If you configure the NDK using the SysConfig tool, the appropriate NETCTRL library will be automatically added to the generated linker.cmd file.
If you need even more control over which features are available in the NETCTRL library used by your application, you can #define the following constants in /ti/ndk/inc/netctrl/netsrv.h, which control the features brought into the NETCTRL library if _NDK_EXTERN_CONFIG is not defined.

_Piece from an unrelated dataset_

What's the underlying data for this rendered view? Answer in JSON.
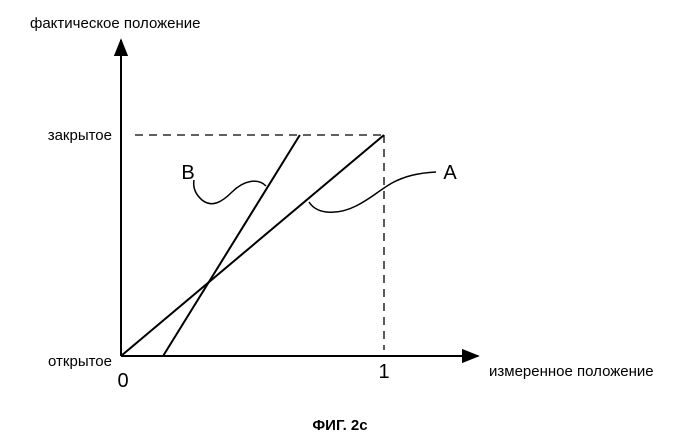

#define NETSRV_ENABLE_TELNET 1
#define NETSRV_ENABLE_NAT 0
#define NETSRV_ENABLE_DHCPCLIENT 1
#define NETSRV_ENABLE_DHCPSERVER 1
#define NETSRV_ENABLE_DNSSERVER 1
By setting any of the above to 0 and rebuilding the appropriate NETCTRL library, individual services can be purged from the executable.